Her eyes narrowed. “That bandage on your head says otherwise. Look, all I’m saying is, I know you. I know you like to rush into stuff. Don’t rush into anything here. You’re going to get hurt.”
“Jake’s not going to—”
“It’s not about Jake. It’s about you. You’re trying to fill up your hurt places with a shiny new boyfriend.”

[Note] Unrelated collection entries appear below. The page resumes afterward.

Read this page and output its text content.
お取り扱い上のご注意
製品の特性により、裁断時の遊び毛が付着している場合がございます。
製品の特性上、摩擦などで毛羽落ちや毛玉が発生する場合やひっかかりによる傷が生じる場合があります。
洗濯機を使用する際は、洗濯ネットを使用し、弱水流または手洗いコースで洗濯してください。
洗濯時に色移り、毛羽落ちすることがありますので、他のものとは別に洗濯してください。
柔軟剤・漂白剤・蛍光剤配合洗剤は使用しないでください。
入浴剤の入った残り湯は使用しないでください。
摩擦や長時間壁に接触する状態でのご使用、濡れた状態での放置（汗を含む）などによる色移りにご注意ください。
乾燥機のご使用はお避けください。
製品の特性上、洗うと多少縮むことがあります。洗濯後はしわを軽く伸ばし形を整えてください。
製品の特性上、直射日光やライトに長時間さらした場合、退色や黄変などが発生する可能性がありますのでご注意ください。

I stood back up. “I can’t believe you’re doing this,” I said. “I thought you’d be happy for me.”
“I’m happy you’re alive. I’m happy you survived an experience that might’ve killed you. But no, I’m actually a little worried if you’re telling me you’re falling for a straight guy right now.”
“First off, he’s not straight—”
“Does his girlfriend know that?”
“She’s not his girlfriend—”
“Does she know she’s not his girlfriend?”
“Fuck, Amanda, I’ve got a goddamned head injury, would you stop giving me the third degree? Can’t I just like someone without there being a lot of fucking drama about it?”
She threw up her hands. “Fine. Okay. I’m sorry I pried into your business. Do whatever the fuck you want. Get hurt. I don’t care.”